2. La prima censura è inammissibile.

Il Tribunale ha ritenuto che le dichiarazioni del ricorrente, in merito alle motivazioni che l’avrebbero costretto a lasciare il paese di origine, fossero inidonee a giustificare il riconoscimento di una misura di protezione, in quanto del tutto estranee ai presupposti richiesti dalla legge. In sostanza, il Tribunale ha ritenuto del tutto vago e generico il rischio allegato, valutato anche il contesto attuale del paese d’origine. Vero che nella materia in oggetto il giudice abbia il dovere di cooperare nell’accertamento dei fatti rilevanti, compiendo un’attività istruttoria ufficiosa, essendo necessario temperare l’asimmetria derivante dalla posizione delle parti (Cass. 13 dicembre 2016, n. 25534); ma il Tribunale ha attivato il potere di indagine nel senso indicato.

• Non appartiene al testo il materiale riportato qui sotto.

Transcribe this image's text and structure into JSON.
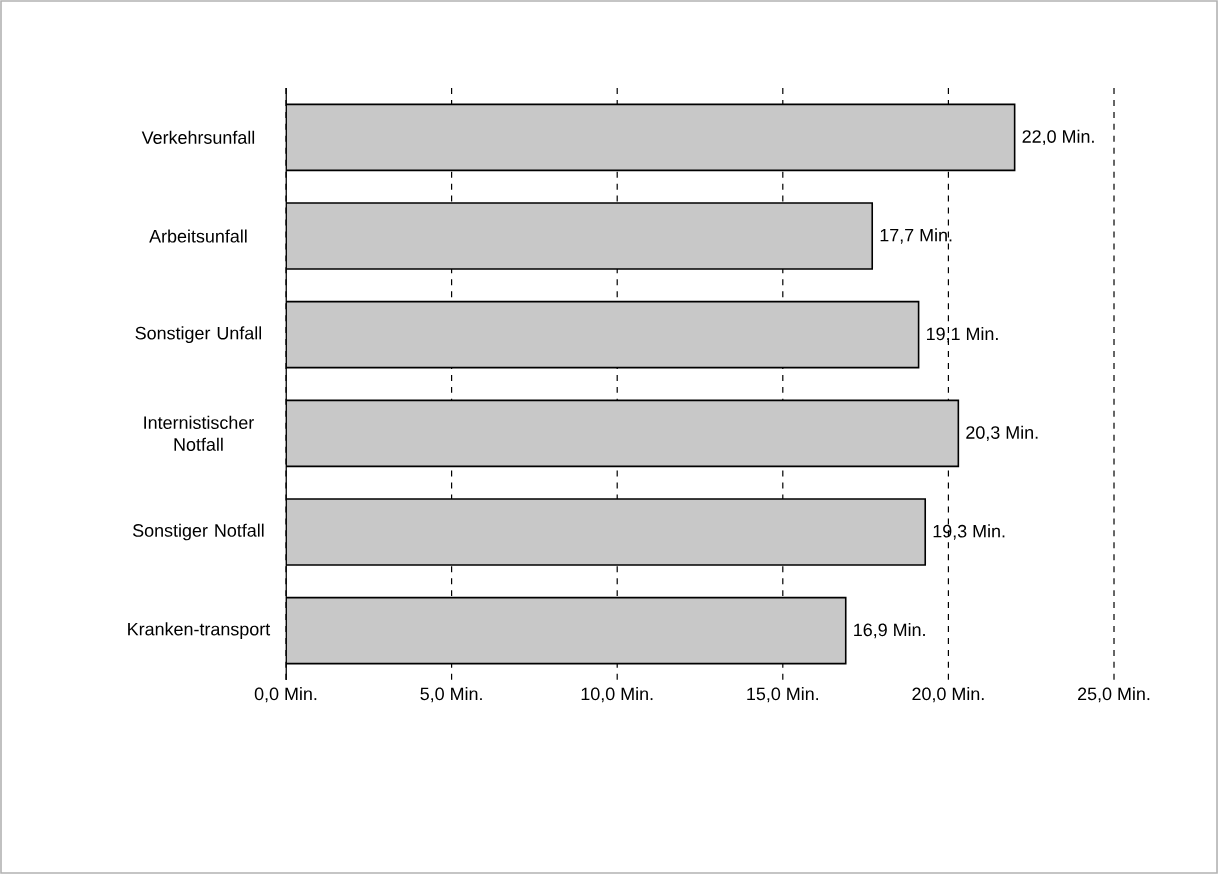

Inoltre, come già rilevato da questa Corte (Cass.19197/2015; conf. Cass. 7385/2017; Cass. 30679/2017), “il ricorso al tribunale costituisce atto introdutttvo di un giudizio civile, retto dal principio dispositivo: principio che, se ne/la materia della protezione internazionale viene derogato dalle speciali regole di cui al D.Lgs. n. 251 del 2007 cit., art. 3 e al D.Lgs. 28 gennaio 2008, n. 25, art. 8, che prevedono particolari poteri-doveri istruttori (anche) del giudice, non trova però alcuna deroga quanto alla necessità che la domanda su cui il giudice deve pronunciarsi corrisponda a quella individuabile in base alle allegazioni dell’attore”, cosicchè “i fatti costitutivi del diritto alla protezione internazionale devono necessariamente essere indicati dal richiedente, pena l’impossibilità per il giudice di introdurli in giudizio d’ufficio, secondo la regola generale”. Da ultimo si è ulteriormente chiarito (Cass. 27593/2018) che “in tema di protezione internazionale, l’attenuazione dell’onere probatorio a carico del richiedente non esclude l’onere di compiere ogni ragionevole sforzo per circostanziare la domanda D.Lgs. n. 251 del 2007, ex art. 3, comma 5, lett. a), essendo possibile solo in tal caso considerare “veritieri” i fatti narrati”, cosicchè “la valutazione di non credibilità del racconto, costituisce un apprezzamento di fatto rimesso al giudice del merito il quale deve valutare se le dichiarazioni del richiedente siano coerenti e plausibili, D.Lgs. n. 251 del 2007, ex art. 3, comma 5, lett. c), ma pur sempre a fronte di dichiarazioni sufficientemente specifiche e circostanziate” (cfr. anche (Cass. 27503/2018 e Cass.29358/2018).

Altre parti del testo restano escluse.